It’s fair to say that the construction industry suffers a disproportionate share of occupational fatalities and lost-time injuries. While falls are a leading cause of worker injuries and deaths, nearly all of these incidents are preventable.
From May 16 to July 15, 2016, the Ministry of Labour targeted potential fall hazards during a safety blitz at hundreds of workplaces across province.
In all, construction inspectors conducted 2,316 field visits to 1,994 workplaces and issued 5,542 orders under the Occupational Health and Safety Act (OHSA) and its regulations. This included 465 stop work orders.
Of the 465 stop work orders, 23.5% (1,298) were the result of falls from heights hazards, 15% (828) were attributed to other personal protective equipment non-compliance, while 4% (236) had to do with failure to prepare for an emergency or rescue of a worker.
Nearly 20% (1,022 of the 5,542) of the issued orders were the result of workers not wearing headwear and missing fall protection. On average, 2.78 orders were issued per workplace visited. Some of the workplaces were visited several times with an average of 2.39 orders issued per field visit.
According the Ministry of Labour, health and safety inspectors visited a variety of construction projects, including low-rise and high-rise construction and renovation, and high-rise “forming” (structures into which concrete is poured). Inspectors focused on whether workers had received training for working at heights; proper fall protection systems and equipment; and whether guardrails were installed when needed. They also inspected scaffolding systems for compliance; whether surface openings were adequately covered; and verifying that skylight hazards where assessed and workers were protected.

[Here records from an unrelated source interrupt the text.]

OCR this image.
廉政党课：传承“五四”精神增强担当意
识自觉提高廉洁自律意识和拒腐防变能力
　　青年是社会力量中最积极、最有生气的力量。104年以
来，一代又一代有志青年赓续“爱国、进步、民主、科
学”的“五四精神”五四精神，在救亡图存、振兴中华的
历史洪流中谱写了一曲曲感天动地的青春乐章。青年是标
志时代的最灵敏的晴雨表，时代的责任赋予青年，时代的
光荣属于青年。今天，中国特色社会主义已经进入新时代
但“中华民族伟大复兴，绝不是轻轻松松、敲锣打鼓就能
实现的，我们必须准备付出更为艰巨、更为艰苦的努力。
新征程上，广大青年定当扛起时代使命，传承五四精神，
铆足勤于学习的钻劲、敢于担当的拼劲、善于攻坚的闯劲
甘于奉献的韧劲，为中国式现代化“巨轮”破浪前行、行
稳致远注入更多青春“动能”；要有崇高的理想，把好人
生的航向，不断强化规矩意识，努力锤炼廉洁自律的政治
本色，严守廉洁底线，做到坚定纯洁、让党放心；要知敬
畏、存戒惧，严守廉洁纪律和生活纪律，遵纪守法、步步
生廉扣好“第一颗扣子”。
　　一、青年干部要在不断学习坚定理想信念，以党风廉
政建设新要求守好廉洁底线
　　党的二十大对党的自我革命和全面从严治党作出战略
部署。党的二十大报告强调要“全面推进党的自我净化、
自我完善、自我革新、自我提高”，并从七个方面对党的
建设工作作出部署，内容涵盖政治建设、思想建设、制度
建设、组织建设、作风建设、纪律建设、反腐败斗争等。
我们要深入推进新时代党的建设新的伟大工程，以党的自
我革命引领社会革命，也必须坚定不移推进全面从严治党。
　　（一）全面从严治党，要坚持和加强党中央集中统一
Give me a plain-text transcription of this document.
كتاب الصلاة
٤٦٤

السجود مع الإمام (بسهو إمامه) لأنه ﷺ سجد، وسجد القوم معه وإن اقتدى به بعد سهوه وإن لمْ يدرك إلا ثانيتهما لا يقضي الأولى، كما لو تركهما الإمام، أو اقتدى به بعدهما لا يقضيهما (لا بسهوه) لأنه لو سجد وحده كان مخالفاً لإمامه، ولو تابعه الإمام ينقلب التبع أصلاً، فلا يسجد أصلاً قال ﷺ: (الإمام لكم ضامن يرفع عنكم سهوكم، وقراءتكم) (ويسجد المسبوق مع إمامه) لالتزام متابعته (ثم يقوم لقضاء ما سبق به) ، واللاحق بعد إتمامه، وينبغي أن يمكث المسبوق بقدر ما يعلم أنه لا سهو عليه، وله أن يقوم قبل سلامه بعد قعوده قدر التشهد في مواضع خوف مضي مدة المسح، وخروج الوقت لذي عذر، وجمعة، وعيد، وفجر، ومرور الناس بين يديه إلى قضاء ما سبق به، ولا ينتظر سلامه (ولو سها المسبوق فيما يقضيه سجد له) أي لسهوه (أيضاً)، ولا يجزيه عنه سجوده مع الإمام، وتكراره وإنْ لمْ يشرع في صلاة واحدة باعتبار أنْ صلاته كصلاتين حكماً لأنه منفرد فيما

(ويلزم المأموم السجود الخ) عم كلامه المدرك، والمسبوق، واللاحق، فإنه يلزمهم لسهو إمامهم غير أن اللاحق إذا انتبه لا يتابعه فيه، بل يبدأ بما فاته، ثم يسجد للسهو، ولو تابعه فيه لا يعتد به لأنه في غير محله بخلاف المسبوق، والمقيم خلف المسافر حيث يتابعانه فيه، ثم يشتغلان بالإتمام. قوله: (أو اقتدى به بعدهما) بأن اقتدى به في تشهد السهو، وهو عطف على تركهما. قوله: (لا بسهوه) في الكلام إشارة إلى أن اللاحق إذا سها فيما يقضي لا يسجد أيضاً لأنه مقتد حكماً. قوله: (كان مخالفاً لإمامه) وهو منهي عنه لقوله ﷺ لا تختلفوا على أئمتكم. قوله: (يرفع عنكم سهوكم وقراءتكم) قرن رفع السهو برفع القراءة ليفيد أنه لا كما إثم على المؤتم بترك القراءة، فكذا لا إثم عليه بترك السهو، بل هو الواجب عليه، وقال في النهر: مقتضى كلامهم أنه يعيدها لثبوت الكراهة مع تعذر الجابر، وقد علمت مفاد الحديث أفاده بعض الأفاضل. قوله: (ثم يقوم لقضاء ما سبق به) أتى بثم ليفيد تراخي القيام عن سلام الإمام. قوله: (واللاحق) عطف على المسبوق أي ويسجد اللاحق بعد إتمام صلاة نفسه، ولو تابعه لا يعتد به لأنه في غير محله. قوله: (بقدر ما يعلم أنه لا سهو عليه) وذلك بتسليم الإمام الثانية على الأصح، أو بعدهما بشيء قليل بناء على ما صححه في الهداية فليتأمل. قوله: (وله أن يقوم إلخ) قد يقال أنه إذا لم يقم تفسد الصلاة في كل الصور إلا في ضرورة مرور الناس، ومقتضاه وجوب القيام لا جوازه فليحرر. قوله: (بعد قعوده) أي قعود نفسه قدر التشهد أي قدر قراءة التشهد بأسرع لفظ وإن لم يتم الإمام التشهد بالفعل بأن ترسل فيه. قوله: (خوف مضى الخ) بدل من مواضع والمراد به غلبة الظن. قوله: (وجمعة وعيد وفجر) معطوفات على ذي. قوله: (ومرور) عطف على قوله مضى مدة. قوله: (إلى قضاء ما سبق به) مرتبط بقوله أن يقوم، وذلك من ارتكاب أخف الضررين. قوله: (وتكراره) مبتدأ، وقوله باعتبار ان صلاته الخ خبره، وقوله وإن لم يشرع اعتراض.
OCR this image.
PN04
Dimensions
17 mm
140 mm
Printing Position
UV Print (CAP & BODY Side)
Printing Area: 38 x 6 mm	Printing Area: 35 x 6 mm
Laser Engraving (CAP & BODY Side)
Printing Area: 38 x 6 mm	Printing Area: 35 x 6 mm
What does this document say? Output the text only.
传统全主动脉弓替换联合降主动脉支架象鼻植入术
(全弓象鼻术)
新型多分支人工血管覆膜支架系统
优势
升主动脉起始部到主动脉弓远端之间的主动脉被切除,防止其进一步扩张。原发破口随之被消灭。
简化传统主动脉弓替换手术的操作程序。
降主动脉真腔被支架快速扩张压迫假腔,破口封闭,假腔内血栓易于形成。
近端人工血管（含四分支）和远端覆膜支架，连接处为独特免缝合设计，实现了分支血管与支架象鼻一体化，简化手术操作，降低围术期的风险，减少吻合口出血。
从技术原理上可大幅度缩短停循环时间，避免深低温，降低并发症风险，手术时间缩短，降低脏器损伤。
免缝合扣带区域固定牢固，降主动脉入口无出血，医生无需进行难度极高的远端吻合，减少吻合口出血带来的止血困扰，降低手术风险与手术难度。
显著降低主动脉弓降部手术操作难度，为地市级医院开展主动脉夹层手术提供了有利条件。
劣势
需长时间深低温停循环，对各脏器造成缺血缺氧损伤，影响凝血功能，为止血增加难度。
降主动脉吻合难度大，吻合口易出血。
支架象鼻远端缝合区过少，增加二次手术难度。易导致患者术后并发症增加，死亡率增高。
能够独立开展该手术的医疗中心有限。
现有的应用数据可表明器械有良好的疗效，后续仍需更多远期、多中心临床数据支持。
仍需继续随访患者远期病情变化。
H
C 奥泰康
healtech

The results indicate falls hazards continue to be a key concern at construction projects, and that all workplace parties need to improve onsite safety and their understanding of their duties and responsibilities under the OHSA.
Workers can be at an increased risk of falls due to:
- lack of training on identifying fall hazards
- inadequate training for the task
- lack of proper equipment
- inadequate barricades to prevent falls
- poorly maintained equipment
- improper access to elevated work areas
Ministry inspectors also issued 627 tickets and 138 summonses during the blitz. Under Ontario’s Provincial Offences Act, ministry inspectors have the authority to issue a ticket or summons for minor OHSA violations, and may also initiate prosecutions for certain violations.
Currently, the maximum fine resulting from a ticket or summons is $1,000, although most violations of this nature are subject to a set fine, which generally do not exceed $300. A successful prosecution, though, may result in more severe penalties. Individuals may be fined up to $25,000 and/or imprisoned for up to six months, while corporations may be fined up to $500,000 on each count.